Their employer ruled that “delegating to, supervising, and/or supporting staff who are providing care to patients throughout the termination process does not constitute providing direct 1:1 care.” (“1:1 care” refers to the medical termination of pregnancy under Section 1:1 of the Abortion Act 1967.) This ruling reflected in the guidance given for many years by the Royal College of Midwives and the Royal College of Nursing that the conscience clause only applied to direct participation in the termination of a pregnancy.

The midwives petitioned the Court of Session for judicial review and, in the Outer House on February 29, 2012, the Lord Ordinary, Lady Smith, accepted the distinction between direct and indirect care and upheld the ruling of the employers. Construing the word “treatment” in the conscience clause, she said, “It seems to me that the ordinary meaning is that the word refers to that which is capable of bringing about and has as its purpose, the termination of the pregnancy—in present practice, giving the abortifacient drugs.”

The Petitioners appealed and in the Inner House on April 24, Lady Dorrian, giving the opinion of the court , quoted an English case:

The treatment in question, as Nolan J. observed in Janaway , is: ” . . . not begun or, I imagine, finally decided upon before the patient arrives at the hospital. The treatment is not simply abortion. It includes pre- and post-operative care. It covers the case where, for one reason or another, no abortion in fact takes place.”

She went on to say that “In our view the right of conscientious objection extends not only to the actual medical or surgical termination but to the whole process of treatment given for that purpose.”

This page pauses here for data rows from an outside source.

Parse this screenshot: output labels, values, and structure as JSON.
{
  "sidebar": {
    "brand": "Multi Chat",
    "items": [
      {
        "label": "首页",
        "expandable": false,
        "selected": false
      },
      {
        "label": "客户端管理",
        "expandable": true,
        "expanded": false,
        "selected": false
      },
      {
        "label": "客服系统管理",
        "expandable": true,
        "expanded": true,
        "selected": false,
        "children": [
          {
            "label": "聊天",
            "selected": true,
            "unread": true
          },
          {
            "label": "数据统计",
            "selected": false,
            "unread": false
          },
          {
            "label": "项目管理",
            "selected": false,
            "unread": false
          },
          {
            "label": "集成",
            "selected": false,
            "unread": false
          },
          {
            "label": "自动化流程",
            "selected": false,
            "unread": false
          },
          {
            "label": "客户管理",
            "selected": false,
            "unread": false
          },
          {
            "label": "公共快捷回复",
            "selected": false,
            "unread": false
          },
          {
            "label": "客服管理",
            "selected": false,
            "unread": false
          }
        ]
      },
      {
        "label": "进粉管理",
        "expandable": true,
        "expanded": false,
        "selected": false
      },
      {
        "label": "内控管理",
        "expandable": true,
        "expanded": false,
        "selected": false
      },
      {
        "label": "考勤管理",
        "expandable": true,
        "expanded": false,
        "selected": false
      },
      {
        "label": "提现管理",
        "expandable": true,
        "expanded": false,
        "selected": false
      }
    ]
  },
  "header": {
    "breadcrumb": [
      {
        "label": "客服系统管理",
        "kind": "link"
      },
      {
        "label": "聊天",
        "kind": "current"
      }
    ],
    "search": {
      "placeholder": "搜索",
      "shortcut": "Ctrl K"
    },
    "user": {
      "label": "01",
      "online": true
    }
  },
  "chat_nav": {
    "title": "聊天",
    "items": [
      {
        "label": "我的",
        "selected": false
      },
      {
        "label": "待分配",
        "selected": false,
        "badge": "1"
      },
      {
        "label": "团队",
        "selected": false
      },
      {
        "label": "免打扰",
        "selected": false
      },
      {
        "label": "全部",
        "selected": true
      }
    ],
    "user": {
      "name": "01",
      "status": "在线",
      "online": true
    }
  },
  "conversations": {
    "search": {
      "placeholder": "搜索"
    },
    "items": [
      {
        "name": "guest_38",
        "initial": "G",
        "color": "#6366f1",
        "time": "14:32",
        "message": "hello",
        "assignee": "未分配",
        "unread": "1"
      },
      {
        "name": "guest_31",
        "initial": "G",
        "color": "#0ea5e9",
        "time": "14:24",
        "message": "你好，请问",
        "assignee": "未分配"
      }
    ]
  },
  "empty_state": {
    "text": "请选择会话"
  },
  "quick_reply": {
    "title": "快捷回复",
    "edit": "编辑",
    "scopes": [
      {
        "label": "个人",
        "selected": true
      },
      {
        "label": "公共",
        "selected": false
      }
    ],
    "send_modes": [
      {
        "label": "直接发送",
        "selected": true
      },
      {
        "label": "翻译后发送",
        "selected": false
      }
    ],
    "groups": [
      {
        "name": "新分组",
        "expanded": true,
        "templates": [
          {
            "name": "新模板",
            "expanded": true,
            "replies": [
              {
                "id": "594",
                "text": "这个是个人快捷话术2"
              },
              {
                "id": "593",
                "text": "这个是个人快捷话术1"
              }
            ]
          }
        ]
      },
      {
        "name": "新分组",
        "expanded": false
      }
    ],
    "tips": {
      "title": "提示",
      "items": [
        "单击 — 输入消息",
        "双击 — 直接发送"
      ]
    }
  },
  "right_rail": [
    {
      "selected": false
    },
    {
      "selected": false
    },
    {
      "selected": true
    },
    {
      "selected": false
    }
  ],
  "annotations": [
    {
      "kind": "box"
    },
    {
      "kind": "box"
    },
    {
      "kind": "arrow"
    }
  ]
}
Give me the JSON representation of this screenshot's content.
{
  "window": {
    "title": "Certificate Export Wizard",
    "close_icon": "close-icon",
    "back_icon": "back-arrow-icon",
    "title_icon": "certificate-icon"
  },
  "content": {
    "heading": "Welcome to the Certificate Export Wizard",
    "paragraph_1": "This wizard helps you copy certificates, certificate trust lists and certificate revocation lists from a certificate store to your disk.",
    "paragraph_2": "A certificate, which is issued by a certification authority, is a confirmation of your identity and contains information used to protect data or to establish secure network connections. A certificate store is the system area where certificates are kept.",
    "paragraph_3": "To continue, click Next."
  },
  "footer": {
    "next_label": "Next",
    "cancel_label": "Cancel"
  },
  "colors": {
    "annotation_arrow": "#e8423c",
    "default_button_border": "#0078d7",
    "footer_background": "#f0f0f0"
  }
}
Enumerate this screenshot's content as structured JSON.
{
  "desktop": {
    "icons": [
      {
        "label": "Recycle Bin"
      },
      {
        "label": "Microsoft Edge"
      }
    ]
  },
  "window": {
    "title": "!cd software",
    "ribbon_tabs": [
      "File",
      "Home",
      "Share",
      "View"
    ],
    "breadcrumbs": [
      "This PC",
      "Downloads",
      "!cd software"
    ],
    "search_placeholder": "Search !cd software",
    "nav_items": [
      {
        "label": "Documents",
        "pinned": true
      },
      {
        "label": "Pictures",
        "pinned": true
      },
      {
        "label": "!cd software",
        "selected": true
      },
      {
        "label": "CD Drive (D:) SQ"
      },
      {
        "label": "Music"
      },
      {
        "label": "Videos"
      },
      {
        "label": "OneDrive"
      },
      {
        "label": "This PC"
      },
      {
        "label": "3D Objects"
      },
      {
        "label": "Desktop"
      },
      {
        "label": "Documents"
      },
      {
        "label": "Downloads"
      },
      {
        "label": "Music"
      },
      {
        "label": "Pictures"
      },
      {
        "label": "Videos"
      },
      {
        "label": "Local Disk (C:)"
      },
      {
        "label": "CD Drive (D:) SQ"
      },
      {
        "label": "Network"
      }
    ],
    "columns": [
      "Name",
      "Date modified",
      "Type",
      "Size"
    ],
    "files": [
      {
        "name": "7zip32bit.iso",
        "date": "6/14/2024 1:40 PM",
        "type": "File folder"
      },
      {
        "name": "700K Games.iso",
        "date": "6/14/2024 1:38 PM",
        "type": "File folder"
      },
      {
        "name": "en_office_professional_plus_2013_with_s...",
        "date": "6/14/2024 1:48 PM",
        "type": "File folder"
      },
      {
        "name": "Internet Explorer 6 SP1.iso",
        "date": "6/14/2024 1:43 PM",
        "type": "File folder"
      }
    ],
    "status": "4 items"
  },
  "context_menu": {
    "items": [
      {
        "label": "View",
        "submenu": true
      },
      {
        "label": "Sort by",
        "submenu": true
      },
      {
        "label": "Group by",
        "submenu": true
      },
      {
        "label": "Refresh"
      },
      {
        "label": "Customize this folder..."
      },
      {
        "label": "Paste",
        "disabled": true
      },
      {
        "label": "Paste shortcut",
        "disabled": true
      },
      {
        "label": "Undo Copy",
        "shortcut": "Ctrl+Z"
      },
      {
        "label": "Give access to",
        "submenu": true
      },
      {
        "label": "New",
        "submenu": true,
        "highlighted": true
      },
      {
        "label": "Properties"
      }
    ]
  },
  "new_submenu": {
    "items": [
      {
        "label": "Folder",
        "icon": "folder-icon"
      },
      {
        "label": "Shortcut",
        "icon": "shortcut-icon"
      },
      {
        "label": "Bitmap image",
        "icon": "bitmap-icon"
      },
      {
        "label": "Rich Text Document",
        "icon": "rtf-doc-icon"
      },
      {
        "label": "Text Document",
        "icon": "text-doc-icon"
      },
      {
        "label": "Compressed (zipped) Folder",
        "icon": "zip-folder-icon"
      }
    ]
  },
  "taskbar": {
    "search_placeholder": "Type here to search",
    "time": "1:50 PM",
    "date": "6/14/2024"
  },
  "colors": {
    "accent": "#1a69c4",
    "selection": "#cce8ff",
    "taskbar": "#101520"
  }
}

She concluded that “The conscientious objection in section 4 is given, not because the acts in question were previously, or may have been, illegal. The right is given because it is recognized that the process of abortion is felt by many people to be morally repugnant. As Lord Diplock observed in the RCN case, it is a matter on which many people have strong moral and religious convictions, and the right of conscientious objection is given out of respect for those convictions and not for any other reason. It is in keeping with the reason for the exemption that the wide interpretation which we favor should be given to it. It is consistent with the reasoning which allowed such an objection in the first place that it should extend to any involvement in the process of treatment, the object of which is to terminate a pregnancy.”

The court appears to have been influenced by the consideration that “The effect of the interpretation contended for by the respondents [the employers] would be that whether one of the reclaimers was able to exercise their right to conscientious objection would require to be assessed on a task by task basis. That in itself might not be easy to manage. Moreover, it is debatable whether safety would be compromised more by what the reclaimers [the midwives] propose than by a system which places on those who may already be struggling with their conscience the additional burden of having to assess whether each task comes within the scope of their conscientious objection and of having to re-state that objection, possibly on a daily basis. On the reclaimers’ interpretation, the matter would be clear from the outset and management structures and protocols could be devised (as seem to have been possible to some extent previously) to deal with the situation, in respect of procedures which are, for the most part, elective ones.” It is difficult to disagree with that.

An appeal could be taken to the U.K. Supreme Court.